Listicle

12 Tasks a Remote Executive Assistant Can Take Off Your Plate

These are the 12 tasks busy leaders hand to a remote executive assistant first, grouped into the three areas where an EA saves the most time: your inbox and calendar, your meetings and travel, and the operations behind your day. Each is recurring and rules-based, which is exactly the work a vetted, US-based EA can own. Most leaders free up 10 to 15 hours a week within the first month.

AVPBy Assist Virtual Partners Team · 5 min read
Tasks
12
Best for
Founders & execs
Time saved
10–15 hrs/wk
Categories
3
The short version

The biggest wins come from handing off the recurring, rules-based work that fills your day but does not need your judgment. Below are the 12 tasks leaders most often delegate to a remote executive assistant, grouped into Inbox and Calendar, Meetings and Travel, and Operations.
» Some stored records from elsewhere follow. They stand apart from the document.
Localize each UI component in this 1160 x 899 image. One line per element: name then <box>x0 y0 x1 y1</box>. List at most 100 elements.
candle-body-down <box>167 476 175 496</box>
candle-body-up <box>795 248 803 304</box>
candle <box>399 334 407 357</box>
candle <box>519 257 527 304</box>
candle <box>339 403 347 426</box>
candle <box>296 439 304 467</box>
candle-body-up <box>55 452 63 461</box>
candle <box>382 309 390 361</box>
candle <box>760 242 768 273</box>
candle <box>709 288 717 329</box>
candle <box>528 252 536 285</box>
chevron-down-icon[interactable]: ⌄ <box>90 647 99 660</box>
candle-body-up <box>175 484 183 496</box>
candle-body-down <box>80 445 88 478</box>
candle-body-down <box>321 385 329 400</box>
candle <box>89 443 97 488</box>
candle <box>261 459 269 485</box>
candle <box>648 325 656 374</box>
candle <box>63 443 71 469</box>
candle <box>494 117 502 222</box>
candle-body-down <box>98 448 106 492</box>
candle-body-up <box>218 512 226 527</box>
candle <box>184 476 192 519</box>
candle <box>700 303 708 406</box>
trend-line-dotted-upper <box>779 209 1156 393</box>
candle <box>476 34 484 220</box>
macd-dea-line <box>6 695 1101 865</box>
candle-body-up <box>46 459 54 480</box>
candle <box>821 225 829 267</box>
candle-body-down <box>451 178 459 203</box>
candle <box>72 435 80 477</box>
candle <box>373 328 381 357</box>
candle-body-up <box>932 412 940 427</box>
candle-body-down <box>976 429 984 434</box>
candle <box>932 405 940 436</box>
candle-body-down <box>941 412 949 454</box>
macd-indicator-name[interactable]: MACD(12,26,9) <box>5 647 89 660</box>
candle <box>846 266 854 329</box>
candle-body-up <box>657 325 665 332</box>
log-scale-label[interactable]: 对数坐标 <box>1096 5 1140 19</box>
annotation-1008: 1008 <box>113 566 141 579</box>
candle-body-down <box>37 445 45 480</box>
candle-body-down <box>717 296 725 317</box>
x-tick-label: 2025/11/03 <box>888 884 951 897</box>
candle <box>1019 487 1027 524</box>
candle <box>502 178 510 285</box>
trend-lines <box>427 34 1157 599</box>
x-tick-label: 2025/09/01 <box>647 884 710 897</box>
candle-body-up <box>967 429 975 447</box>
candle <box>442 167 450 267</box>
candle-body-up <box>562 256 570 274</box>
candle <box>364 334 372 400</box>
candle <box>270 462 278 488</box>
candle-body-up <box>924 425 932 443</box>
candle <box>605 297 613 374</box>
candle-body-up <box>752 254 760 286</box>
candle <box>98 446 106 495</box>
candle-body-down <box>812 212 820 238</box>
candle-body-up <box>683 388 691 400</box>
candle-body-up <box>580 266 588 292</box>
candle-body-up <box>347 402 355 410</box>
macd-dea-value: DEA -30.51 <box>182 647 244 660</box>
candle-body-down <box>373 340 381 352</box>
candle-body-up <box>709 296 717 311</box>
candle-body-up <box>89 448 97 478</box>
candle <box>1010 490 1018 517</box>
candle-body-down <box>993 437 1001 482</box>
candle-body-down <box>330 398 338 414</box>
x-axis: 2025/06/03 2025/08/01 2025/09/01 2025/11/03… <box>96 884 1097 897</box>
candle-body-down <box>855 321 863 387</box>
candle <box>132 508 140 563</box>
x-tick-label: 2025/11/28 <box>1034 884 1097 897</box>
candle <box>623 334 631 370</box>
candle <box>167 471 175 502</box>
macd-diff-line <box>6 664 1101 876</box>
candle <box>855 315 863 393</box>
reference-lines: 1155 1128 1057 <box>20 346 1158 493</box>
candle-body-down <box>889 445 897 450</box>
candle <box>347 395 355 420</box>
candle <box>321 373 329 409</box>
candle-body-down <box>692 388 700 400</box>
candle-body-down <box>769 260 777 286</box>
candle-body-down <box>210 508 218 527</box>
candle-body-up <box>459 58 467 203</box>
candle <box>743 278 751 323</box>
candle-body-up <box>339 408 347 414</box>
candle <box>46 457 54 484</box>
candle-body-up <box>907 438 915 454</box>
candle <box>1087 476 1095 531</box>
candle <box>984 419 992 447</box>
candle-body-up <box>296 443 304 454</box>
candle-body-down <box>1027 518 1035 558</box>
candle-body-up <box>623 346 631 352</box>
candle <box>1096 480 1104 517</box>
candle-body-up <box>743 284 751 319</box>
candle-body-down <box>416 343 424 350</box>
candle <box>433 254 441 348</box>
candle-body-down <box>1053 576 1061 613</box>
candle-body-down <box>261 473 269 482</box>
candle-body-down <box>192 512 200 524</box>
You do not need to hand off all 12 at once. Start with two or three from the top, document them briefly, and expand as trust builds. Most leaders recover 10 to 15 hours a week within the first month.

The 12 Tasks

Each task is recurring and rules-based — the kind of work a vetted, US-based EA can own from day one.

1
Inbox triage and email management
Sort, label, draft, and reply to routine email so only what genuinely needs you reaches your inbox.
It is the single biggest daily time sink and follows clear rules once you set them.
4-6 hrs/wk
2
Calendar and scheduling
Book meetings, resolve conflicts, send invites, and protect your focus blocks.
The back-and-forth eats hours and is easy to hand off with a few stated preferences.
2-3 hrs/wk
3
Meeting prep and daily briefings
Prepare an agenda, background, and a short brief before every meeting so you walk in ready.
A few minutes of prep per meeting compounds into sharper decisions and shorter calls.
1-2 hrs/wk
4
Reminders and follow-ups
Track commitments from your meetings and chase the open items until they close.
The follow-through that slips when you are busy is exactly what an assistant owns well.
1-2 hrs/wk
5
Travel booking and itineraries
Research flights and hotels, build the itinerary, and handle changes when plans shift.
Research-heavy, detail-driven work that rarely needs your judgment.
1-2 hrs/wk
6
Meeting notes and action items
Capture notes during calls, then circulate the decisions and owners afterward.
Frees you to be present in the room instead of typing through it.
1-2 hrs/wk
7
Scheduling across time zones
Coordinate calls with clients, partners, and teams across regions without the email ping-pong.
Tedious to do yourself and a common source of missed or double-booked calls.
1-2 hrs/wk
8
Event and offsite coordination
Handle the logistics for team offsites, dinners, and client events end to end.
A project an assistant can own so you only make the calls that need you.
1-2 hrs/wk
9
CRM and contact management
Keep contacts, notes, and pipeline stages accurate and up to date after every interaction.
Clean data compounds in value and is exactly the rules-based work an assistant owns.
2-3 hrs/wk
10
Expense reports and reconciliation
Capture receipts, categorize expenses, and prepare reports for your finance team.
Small, repetitive, and easy to fall behind on, which makes it ideal to delegate.
1-2 hrs/wk
11
Research and first-draft documents
Pull together research, build slides, and draft documents from your outline.
You provide the direction, the assistant provides the first 80 percent.
2-3 hrs/wk
12
Personal task management
Handle appointments, reservations, and the personal admin that bleeds into your workday.
Protecting your personal bandwidth keeps your professional focus sharp.
1-2 hrs/wk

Where to Start

Start with two or three tasks from Inbox and Calendar, since they are the lowest risk and the quickest to hand off. Track your time for a week first so you delegate the work that actually costs you the most hours. When you are ready, our Quick Match engine scores vetted, US-based assistants against your task list so your first matches already fit, and you can see how it works before you commit.

Frequently asked questions

Which tasks should I delegate to an executive assistant first?

Start with two or three recurring, rules-based tasks from your inbox and calendar, such as email triage, scheduling, and meeting prep. They are low risk, quick to document, and show value fast, which builds the trust you need before you hand off research, CRM, or expense work.

How many hours a week can an executive assistant save me?

Most leaders recover 10 to 15 hours a week within the first month, and more as scope grows. Inbox, calendar, and meeting prep alone usually return several hours each week, before you add travel, CRM, and reporting.

Are Assist’s executive assistants US-based?

Yes. Every assistant is fully vetted and 100 percent US-based, so you get native-English communication and overlapping business hours. Quick Match scores assistants against your specific tasks, so the person you meet already fits the work you want to hand off.

Do I need to document a task before I delegate it?

A short checklist or a two to three minute screen recording is enough to start. A rough version you make today is far more useful than a polished manual you never finish, and you can refine it as questions come up.